Shell’s profits reached $14 billion (£10.9 billion) in the first half of 2024, driven by its focus on fossil fuels, which boosted earnings beyond expectations for the second quarter in a row.
The company, Europe’s largest oil and gas firm, rewarded shareholders with $3.5 billion in share buybacks, reporting adjusted earnings of $6.3 billion for the quarter ending in June.
This brings Shell’s total profits for the first half of the year to $14 billion and share buybacks to $7 billion.
The results have sparked criticism from climate activists as Shell expands its global gas business and reduces investment in low-carbon energy.
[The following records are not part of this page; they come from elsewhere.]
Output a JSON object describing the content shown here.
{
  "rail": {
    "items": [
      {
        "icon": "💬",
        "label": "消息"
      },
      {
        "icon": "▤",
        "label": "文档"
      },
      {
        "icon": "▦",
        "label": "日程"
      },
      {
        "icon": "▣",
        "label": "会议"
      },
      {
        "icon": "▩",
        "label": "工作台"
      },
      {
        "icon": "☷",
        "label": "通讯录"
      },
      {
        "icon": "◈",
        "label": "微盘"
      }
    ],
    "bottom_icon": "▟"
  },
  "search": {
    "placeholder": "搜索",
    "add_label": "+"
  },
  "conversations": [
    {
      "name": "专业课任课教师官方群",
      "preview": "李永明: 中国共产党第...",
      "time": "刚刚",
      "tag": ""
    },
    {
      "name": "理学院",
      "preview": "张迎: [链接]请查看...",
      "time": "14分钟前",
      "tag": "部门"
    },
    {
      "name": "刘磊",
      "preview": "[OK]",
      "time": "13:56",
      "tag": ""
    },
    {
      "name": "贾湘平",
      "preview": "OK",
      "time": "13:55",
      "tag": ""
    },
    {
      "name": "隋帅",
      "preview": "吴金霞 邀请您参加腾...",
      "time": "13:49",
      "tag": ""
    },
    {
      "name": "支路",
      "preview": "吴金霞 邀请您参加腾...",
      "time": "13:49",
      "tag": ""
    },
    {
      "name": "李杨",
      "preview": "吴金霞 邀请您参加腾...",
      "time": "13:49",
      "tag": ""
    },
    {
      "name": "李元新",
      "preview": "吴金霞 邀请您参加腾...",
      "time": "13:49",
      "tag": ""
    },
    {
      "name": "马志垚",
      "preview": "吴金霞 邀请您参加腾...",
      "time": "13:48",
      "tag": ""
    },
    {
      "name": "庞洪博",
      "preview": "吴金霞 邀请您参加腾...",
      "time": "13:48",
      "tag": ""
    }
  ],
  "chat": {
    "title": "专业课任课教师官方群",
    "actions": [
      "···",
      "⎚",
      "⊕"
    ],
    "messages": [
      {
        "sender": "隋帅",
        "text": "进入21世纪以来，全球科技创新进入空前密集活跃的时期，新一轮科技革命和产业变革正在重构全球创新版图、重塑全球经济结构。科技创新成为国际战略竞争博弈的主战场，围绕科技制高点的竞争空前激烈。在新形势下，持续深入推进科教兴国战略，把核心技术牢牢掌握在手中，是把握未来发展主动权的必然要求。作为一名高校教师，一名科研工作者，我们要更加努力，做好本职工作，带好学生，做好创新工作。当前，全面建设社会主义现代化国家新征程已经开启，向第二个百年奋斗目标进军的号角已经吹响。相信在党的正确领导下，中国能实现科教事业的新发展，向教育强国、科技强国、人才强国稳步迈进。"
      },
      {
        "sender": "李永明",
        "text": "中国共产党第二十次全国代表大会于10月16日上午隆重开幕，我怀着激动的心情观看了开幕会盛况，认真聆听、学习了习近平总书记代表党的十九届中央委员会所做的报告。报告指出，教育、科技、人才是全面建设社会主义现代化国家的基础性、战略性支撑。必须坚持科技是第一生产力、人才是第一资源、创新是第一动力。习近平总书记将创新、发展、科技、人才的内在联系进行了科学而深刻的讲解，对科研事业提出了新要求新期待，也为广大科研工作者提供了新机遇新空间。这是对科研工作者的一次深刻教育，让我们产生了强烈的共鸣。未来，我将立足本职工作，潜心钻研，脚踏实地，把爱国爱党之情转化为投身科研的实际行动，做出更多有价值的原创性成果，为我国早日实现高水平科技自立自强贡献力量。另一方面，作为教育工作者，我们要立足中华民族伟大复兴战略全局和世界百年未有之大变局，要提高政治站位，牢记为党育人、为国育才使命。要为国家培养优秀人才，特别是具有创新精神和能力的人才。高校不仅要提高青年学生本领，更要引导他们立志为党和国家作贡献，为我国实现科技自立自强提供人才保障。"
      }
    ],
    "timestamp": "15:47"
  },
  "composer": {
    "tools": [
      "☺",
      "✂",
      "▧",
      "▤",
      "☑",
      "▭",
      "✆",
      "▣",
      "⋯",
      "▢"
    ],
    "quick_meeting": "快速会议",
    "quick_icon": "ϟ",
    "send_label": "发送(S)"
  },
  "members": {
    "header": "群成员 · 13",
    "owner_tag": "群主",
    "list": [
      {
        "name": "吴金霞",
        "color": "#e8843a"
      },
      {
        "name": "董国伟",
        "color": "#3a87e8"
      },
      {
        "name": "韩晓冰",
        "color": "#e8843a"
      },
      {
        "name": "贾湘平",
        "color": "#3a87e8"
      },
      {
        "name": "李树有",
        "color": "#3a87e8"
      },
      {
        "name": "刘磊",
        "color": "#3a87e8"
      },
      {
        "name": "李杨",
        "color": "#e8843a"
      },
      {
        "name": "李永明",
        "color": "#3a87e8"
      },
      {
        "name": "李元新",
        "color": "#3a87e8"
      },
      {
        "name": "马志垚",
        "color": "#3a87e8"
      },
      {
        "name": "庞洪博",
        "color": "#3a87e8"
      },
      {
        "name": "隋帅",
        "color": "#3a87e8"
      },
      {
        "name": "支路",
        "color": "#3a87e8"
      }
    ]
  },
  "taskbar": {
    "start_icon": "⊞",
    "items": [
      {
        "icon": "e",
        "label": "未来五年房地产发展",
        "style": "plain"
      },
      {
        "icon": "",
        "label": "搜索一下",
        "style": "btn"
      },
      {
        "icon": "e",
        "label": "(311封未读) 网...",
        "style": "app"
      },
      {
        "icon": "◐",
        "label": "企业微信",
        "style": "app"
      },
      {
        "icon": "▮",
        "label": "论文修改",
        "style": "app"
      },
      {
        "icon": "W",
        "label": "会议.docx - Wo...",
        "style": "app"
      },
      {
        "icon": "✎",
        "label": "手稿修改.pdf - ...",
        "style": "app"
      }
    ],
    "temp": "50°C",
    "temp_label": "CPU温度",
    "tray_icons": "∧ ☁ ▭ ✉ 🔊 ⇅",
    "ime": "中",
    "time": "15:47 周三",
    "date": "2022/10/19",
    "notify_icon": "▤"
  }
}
Also read: Shell halts construction at its biofuel plant amid market challenges
Shell’s results followed BP’s announcement of nearly $2.8 billion in second-quarter profits and plans for a new oil hub in the Gulf of Mexico.
Together, Shell and BP have reported combined profits of £31.2 billion over the past year, surpassing the combined GDP of six Caribbean countries heavily impacted by Hurricane Beryl, according to the NGO Global Justice Now.
The new targets come after Shell’s CEO, Wael Sawan, announced plans to cut hundreds of jobs in the company’s low-carbon division to boost profits.
This week, in headquarters in the UK, disclosed plans to exit the ageing North Sea oil basin and focus on more profitable opportunities within its global portfolio.